“Well, we just cut about a year off now but here would be about two years… and after hearing a little bit… I kind of think we should go ahead and take the rest off.”, Jess the hairstylist says to me as I sit in her chair. “My hair is in your hands, I just want to look and be better. I’m ready.” “Alright we are doing it.” My hair went from being down to my lower back to a little below my shoulders – a good two foot difference…
Have you realized how most service people tend to be therapist as well? I remember as a massage therapist how important it was that my space was safe for my clients and that I was ready and able to hold whatever they needed to let go of during their session to allow for healing and progress in the body annnd their life. It makes sense though, when you really think about it. Our hair, nails, muscles and body alignments go through everything with us and experience maybe more than we openly face for ourselves. A lot of times we can continue a survival mode for longer than others would realize and we can cover things up with our smile and appearance but the body doesn’t lie. Every growth of hair shows our nutrient intake and how we have lived and been cared for. Every way our body moves exemplifies how it has stored something or got stuck in the process of some regular occurrence. Our nails, skin and teeth are no different, everything is part of everything.

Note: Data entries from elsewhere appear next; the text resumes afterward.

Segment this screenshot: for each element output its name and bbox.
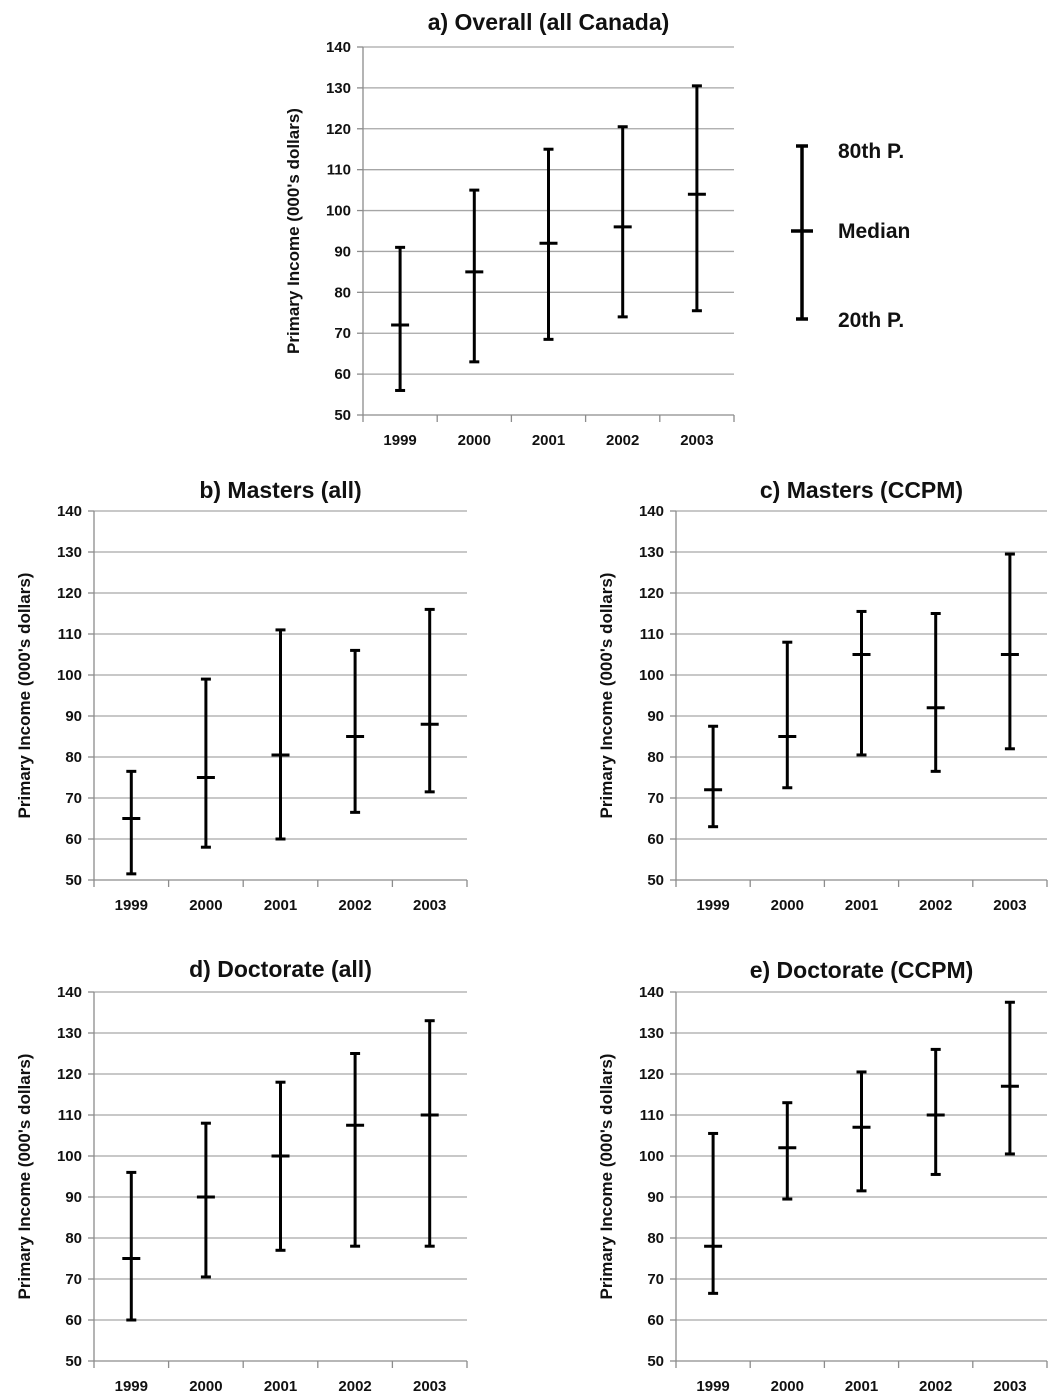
- y-tick-label: 130: [326, 80, 351, 97]
- y-tick-label: 100: [639, 667, 664, 684]
- x-tick-label: 2002: [606, 432, 639, 449]
- y-tick-label: 140: [639, 503, 664, 520]
- y-tick-label: 60: [647, 1312, 664, 1329]
- y-tick-label: 110: [640, 626, 664, 643]
- y-tick-label: 60: [334, 366, 351, 383]
- x-tick-label: 2001: [845, 897, 878, 914]
- x-tick-label: 1999: [696, 1378, 729, 1395]
- chart-title: b) Masters (all): [199, 477, 361, 503]
- x-tick-label: 2000: [458, 432, 491, 449]
- chart-panel: 50 60 70 80 90 100 110 120 130 140 1999 2000 2001 200…: [284, 9, 735, 449]
- chart-title: d) Doctorate (all): [189, 956, 372, 982]
- x-tick-label: 2003: [413, 897, 446, 914]
- y-tick-label: 90: [65, 1189, 82, 1206]
- chart-title: c) Masters (CCPM): [760, 477, 963, 503]
- legend-label-20th: 20th P.: [838, 309, 904, 332]
- y-tick-label: 110: [58, 1107, 82, 1124]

So, as I asked for help with my hair and to be cared for there was also a cliff note version shared of what has been going on in my life for the past three years since my last hair care. I did not know if I wanted to go through a trim or change because I was attached to the hair in some ways, I liked the length but yet I found myself getting more irritated with it and I just didn’t like how I looked anymore so it was time and I wanted that extra care from someone outside of me. I had a feeling this would happen but then it seemed to pass until she finished and tears started to roll down as I covered my face saying, “It feels so good.” It was time to let go of all the extra weight and to step into the next version, a better version, a look that matched who I have become. A cut above the rest – better in quality.
I am so thankful for the refining and new defining. I am so grateful for who I was and who I am now and who is still to come. I am worthy.
Isn’t it amazing how God has put all things into consideration and how perfectly, wonderfully and fearfully we were made in His image and for His glory? Hallelujah
Are you in a process of transformation? What has been nagging at you a little saying that you have something to let go of in order to step further forward? You are worthy of that growth, acknowledgement and care.